What is Zero Trust?
NIST 800-207 defines Zero Trust as providing:
“...a collection of concepts and ideas designed to minimize uncertainty in enforcing accurate, least privilege per-request access decisions in information systems and services in the face of a network viewed as compromised."
“This definition focuses on the crux of the issue, which is the goal to prevent unauthorized access to data and services coupled with making the access control enforcement as granular as possible.”
KDP applies Zero Trust principles to data at rest by enabling data owners to reduce the granularity of privilege to the record or sub-record level, and by performing access decisions for every data access request regardless of previously successful requests. This allows data owners to shrink implicit trust zones down to the record and sub-record level, and for changes in data access policies to be affected in real time.

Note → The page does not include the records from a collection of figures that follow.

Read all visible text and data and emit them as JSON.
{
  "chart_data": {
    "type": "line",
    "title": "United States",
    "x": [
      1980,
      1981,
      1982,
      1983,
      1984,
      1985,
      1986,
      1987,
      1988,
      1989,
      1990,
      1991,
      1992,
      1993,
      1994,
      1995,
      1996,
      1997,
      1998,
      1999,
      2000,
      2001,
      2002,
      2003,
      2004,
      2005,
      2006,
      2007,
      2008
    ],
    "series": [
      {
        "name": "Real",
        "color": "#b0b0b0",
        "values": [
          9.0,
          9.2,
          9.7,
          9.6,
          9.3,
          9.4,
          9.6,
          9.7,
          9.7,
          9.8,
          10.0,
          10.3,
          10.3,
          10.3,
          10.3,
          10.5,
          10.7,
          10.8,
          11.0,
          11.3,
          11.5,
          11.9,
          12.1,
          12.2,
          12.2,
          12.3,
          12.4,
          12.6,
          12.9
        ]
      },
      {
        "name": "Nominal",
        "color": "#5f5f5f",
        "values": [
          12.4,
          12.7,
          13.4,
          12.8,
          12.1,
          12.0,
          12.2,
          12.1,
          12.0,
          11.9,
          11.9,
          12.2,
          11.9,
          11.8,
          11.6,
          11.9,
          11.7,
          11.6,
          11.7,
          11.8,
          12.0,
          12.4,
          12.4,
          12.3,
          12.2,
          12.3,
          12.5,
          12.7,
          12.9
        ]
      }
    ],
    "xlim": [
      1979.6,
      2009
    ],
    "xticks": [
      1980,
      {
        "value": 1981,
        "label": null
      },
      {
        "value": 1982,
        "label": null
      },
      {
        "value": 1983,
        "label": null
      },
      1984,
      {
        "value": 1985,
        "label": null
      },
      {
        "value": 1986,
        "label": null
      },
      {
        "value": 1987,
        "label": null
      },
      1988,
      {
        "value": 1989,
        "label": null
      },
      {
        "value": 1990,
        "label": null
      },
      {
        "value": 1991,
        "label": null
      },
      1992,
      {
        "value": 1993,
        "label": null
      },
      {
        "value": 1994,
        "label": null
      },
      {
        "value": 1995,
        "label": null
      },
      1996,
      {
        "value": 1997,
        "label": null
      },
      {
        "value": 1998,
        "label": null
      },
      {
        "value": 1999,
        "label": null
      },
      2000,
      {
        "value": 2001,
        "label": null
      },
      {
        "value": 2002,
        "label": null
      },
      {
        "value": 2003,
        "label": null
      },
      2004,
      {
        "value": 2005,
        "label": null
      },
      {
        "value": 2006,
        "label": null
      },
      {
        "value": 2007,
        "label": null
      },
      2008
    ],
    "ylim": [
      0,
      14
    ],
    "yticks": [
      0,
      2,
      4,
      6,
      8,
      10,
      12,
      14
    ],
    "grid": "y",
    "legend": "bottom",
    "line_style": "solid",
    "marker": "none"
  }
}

It also means that organizations can make access control decisions based on data, regardless of network location.
Further, KDP allows data to be protected using both role-based access control (RBAC) and attribute-based access control (ABAC).
In the Zero Trust Maturity Model, “data” is one of the pillars.KDP goes beyond even the Optimal requirements outlined in this model for data at rest.

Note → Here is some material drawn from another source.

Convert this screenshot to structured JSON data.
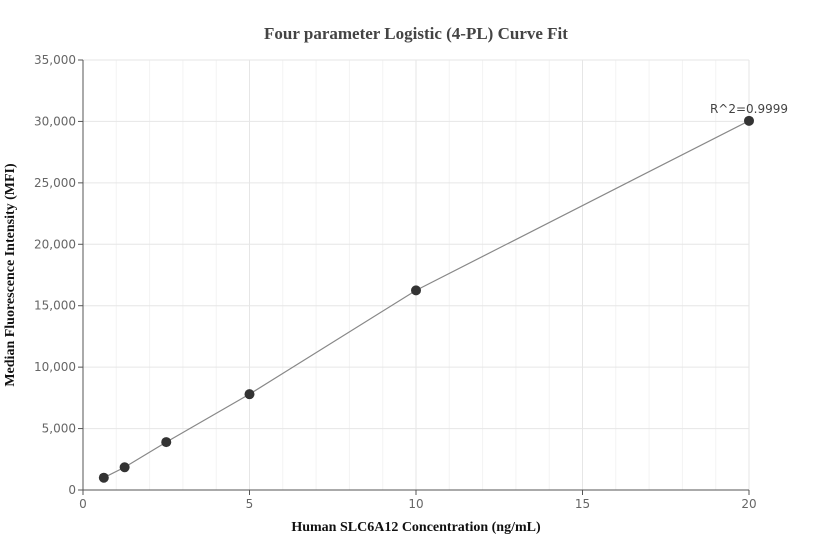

"Agency data should be protected on devices, in applications, and networks. Agencies should inventory, categorize, and label data, protect data at rest and in transit, and deploy mechanisms for detection data exfiltration."
We’ll review how KDP fulfills or exceeds the optimal requirements for the data pillar.
Inventory Management - “Agency continuously inventories data with robust tagging and tracking. Agency augments categorization with machine learning models.”
KDP provides a crucial data tagging capability to data, allowing data sets, columns, individual records and sub-records to be tagged with security labels that define read access requirements.
Custom machine learning models can be included in this data tagging process, especially when tags do not already exist in the data or when humans have not yet tagged the data.
Access Determination - “Agency’s access to data is dynamic, supporting just- in-time and just-enough principles, and continual risk-based determinations.”
See the discussion of supported zero-trust tenets above, and the specifics of ABAC implementation in the next section for how KDP allows data owners to minimize implicit trust zones and address the dynamic nature of changes in security policies.
Encryption - “Agency encrypts all data at rest.”
All data stored by KDP is encrypted. KDP provides fine-grained access controls over data that would be infeasible to attempt to implement using encryption alone. The combination of encryption and KDP’s RBAC and ABAC capabilities ensures data is protected from unauthorized access and physical theft.
Visibility and Analytics Capability - “Agency’s data are inventoried and can always be accounted for. Agency logs and analyzes all access events for suspicious behaviors. Agencies perform analytics on encrypted data. “
KDP provides extensive audit logging of all actions occurring within the data layer. KDP is also actively being used along with homomorphic encryption technology providers to enable secure analytics of encrypted data.
Automation and Orchestration Capability - “Agency automatically enforces strict access controls for high-value data. All high-value data is backed up regardless of its storage location. Data inventories are automatically updated.”
KDP provides RBAC and ABAC capabilities to control access for high-value data. KDP is also used to make data highly available by replicating data automatically across storage devices.
It is common for KDP to be used to continuously ingest new data, so datasets are automatically kept up to date.
Governance Capability - “Agency automatically always enforces data protections required by policy. Data categorization and data access authorizations are defined using a fully unified approach that integrates data, independent of source.”
KDP provides a unique ability to physically co-locate, while logically isolating, data from any source, whether structured or unstructured. This enables organizations to implement a single unified set of security policies to control that data, independent of source or type.